Pakistan's economy-- where is it headed?

As cash strapped Pakistan battles a steady deterioration in economic conditions, the Imran Khan government tabled the Finance (Supplementary) Bill 2021 – touted as a “mini budget” on Thursday. The Khan government is left with little choice as it seeks a $6 billion fresh bailout package from the International Monetary Fund (IMF). The country is currently battling multiple economic challenges including high inflation, weakening currency, thinning foreign exchange reserves and a rise in debt levels.

The bill tabled by the country’s finance minister Shaukat Tarin, is aimed at tightening fiscal measures of the country as it would put an end to several exemptions and subsidies while imposing fresh duties.

“The economic situation is so bad in Pakistan that it has been borrowing from multiple sources, the recent tranche coming from Saudi Arabia. The conditions for all these loans have been very stringent,” Anil Trigunayat former ambassador and Distinguished Fellow at Vivekananda International Foundation told India Narrative.

Earlier this month, Islamabad received a $3 billion loan from Saudi Arabia.

Also read: Have Pakistan’s Army Generals struck a deal with Nawaz Sharif to replace Imran Khan?
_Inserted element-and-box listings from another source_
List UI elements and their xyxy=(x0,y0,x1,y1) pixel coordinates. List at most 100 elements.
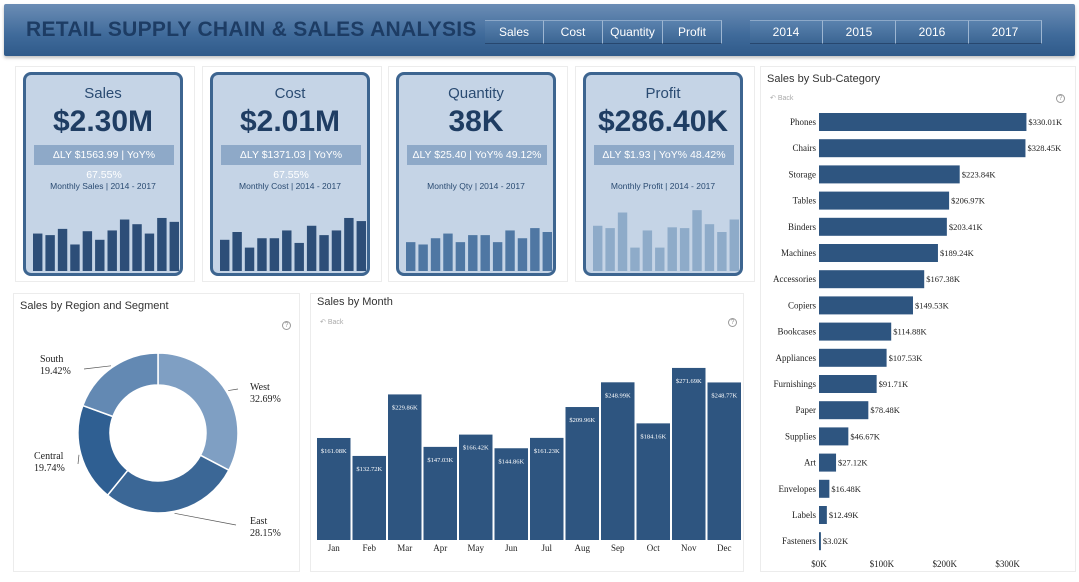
kpi-bar xyxy=(480,235,490,271)
kpi-value: $2.30M xyxy=(52,105,154,138)
tab-quantity[interactable]: Quantity xyxy=(603,20,663,44)
subcategory-bar[interactable] xyxy=(819,139,1026,158)
back-button[interactable]: ↶ Back xyxy=(770,95,794,102)
panel-title: Sales by Sub-Category xyxy=(767,73,881,85)
kpi-bar xyxy=(344,217,354,271)
tab-year-2017[interactable]: 2017 xyxy=(969,20,1042,44)
month-bar[interactable] xyxy=(530,437,564,540)
kpi-bar xyxy=(82,231,93,271)
kpi-card-profit-wrap: Profit $286.40K ΔLY $1.93 | YoY% 48.42% … xyxy=(575,66,755,282)
month-bar-label: $161.08K xyxy=(321,448,347,455)
tab-sales[interactable]: Sales xyxy=(485,20,544,44)
month-bar[interactable] xyxy=(459,434,493,540)
help-icon[interactable]: ? xyxy=(728,318,737,327)
kpi-bar xyxy=(517,238,528,271)
donut-leader-line xyxy=(83,365,112,370)
subcategory-value-label: $16.48K xyxy=(831,484,861,494)
month-bar-label: $166.42K xyxy=(463,445,489,452)
kpi-bar xyxy=(132,224,142,271)
subcategory-label: Binders xyxy=(788,222,816,232)
back-button[interactable]: ↶ Back xyxy=(320,319,344,326)
subcategory-label: Paper xyxy=(796,405,817,415)
kpi-bar xyxy=(169,221,179,271)
kpi-value: $286.40K xyxy=(597,105,729,138)
kpi-sparkbar-chart xyxy=(593,210,739,271)
donut-label: South xyxy=(40,354,63,365)
subcategory-label: Supplies xyxy=(785,431,817,441)
donut-slice-south[interactable] xyxy=(81,352,159,418)
subcategory-label: Chairs xyxy=(793,143,817,153)
donut-label: West xyxy=(250,382,270,393)
kpi-bar xyxy=(144,233,155,271)
kpi-bar xyxy=(655,247,665,271)
kpi-sparkbar-chart xyxy=(406,228,552,271)
subcategory-bar[interactable] xyxy=(819,506,827,524)
month-bar[interactable] xyxy=(565,407,600,540)
month-bar[interactable] xyxy=(317,437,351,540)
subcategory-bar[interactable] xyxy=(819,165,960,184)
month-bar[interactable] xyxy=(352,455,387,540)
donut-slice-east[interactable] xyxy=(106,454,230,514)
subcategory-bar[interactable] xyxy=(819,453,837,472)
kpi-bar xyxy=(542,232,552,271)
donut-label: East xyxy=(250,516,267,527)
subcategory-bar[interactable] xyxy=(819,348,887,367)
subcategory-bar[interactable] xyxy=(819,191,950,210)
subcategory-bar[interactable] xyxy=(819,296,913,315)
month-bar[interactable] xyxy=(672,367,706,540)
kpi-bar xyxy=(220,239,230,271)
kpi-card-sales[interactable]: Sales $2.30M ΔLY $1563.99 | YoY% 67.55% … xyxy=(23,72,183,276)
tab-profit[interactable]: Profit xyxy=(663,20,722,44)
donut-percent-label: 19.42% xyxy=(40,366,71,377)
month-bar[interactable] xyxy=(423,446,458,540)
subcategory-bar[interactable] xyxy=(819,479,830,498)
subcategory-value-label: $330.01K xyxy=(1028,117,1063,127)
month-bar[interactable] xyxy=(388,394,422,540)
subcategory-bar[interactable] xyxy=(819,113,1027,131)
month-bar[interactable] xyxy=(636,423,671,540)
kpi-bar xyxy=(406,242,416,271)
donut-slice-west[interactable] xyxy=(157,352,239,472)
subcategory-bar[interactable] xyxy=(819,270,925,289)
subcategory-bar[interactable] xyxy=(819,244,938,262)
kpi-bar xyxy=(679,228,690,271)
kpi-card-quantity[interactable]: Quantity 38K ΔLY $25.40 | YoY% 49.12% Mo… xyxy=(396,72,556,276)
tab-year-2016[interactable]: 2016 xyxy=(896,20,969,44)
tab-year-2014[interactable]: 2014 xyxy=(750,20,823,44)
kpi-bar xyxy=(418,244,428,271)
help-icon[interactable]: ? xyxy=(1056,94,1065,103)
subcategory-value-label: $91.71K xyxy=(879,379,909,389)
subcategory-bar[interactable] xyxy=(819,401,869,420)
subcategory-bar[interactable] xyxy=(819,532,821,551)
tab-year-2015[interactable]: 2015 xyxy=(823,20,896,44)
month-tick-label: May xyxy=(468,543,485,553)
kpi-bar xyxy=(269,238,280,271)
tab-cost[interactable]: Cost xyxy=(544,20,603,44)
help-icon[interactable]: ? xyxy=(282,321,291,330)
kpi-bar xyxy=(33,233,43,271)
month-tick-label: Feb xyxy=(363,543,377,553)
kpi-card-profit[interactable]: Profit $286.40K ΔLY $1.93 | YoY% 48.42% … xyxy=(583,72,743,276)
subcategory-label: Appliances xyxy=(776,353,817,363)
kpi-label: Quantity xyxy=(448,85,504,102)
subcategory-label: Art xyxy=(804,458,816,468)
kpi-bar xyxy=(294,242,304,271)
kpi-bar xyxy=(642,230,653,271)
subcategory-bar[interactable] xyxy=(819,427,849,446)
kpi-bar xyxy=(468,235,478,271)
kpi-card-quantity-wrap: Quantity 38K ΔLY $25.40 | YoY% 49.12% Mo… xyxy=(388,66,568,282)
month-tick-label: Aug xyxy=(575,543,591,553)
subcategory-bar[interactable] xyxy=(819,375,877,393)
subcategory-bar[interactable] xyxy=(819,217,947,236)
subcategory-value-label: $206.97K xyxy=(951,196,986,206)
month-bar[interactable] xyxy=(601,382,635,540)
month-bar[interactable] xyxy=(494,448,529,540)
subcategory-value-label: $189.24K xyxy=(940,248,975,258)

The IMF had earlier rejected the proposal for bailout on grounds of inadequate macroeconomic framework and rising uncertainty over the economic roadmap.

“Typically strategic autonomy does tend to get squeezed when a country borrows large amounts from multilateral agencies such as the World Bank and IMF but in Pakistan’s case there is no other way,” Trigunayat said.

With the passage of the bill, several items will become more expensive and this could directly hit the common man, who has already been hit by inflation.

Earlier, China which had provided financial assistance to Pakistan too declined to offer any further aid with the decline in Islamabad’s economic situation.

The World Bank emerged as the largest development partner for Pakistan in 2020-21. Its new commitments stood at $4.675 billion. This is followed by $952 million from the Islamic Development Bank, $902 million from the Asian Development Bank (ADB), and $326 from the Asian Infrastructure Investment Bank.

In 2020-21, Pakistan’s external debt stood at $85.6 billion—a 10 per cent increase over the previous year. In 2019-20, the country’s external debt was at $77.9 billion.

Pakistan owes about $11.54 billion to the Paris Club lending countries that include $1.42 billion to Germany, $175 million to Italy, $5 million to the UK besides $403 million to Canada.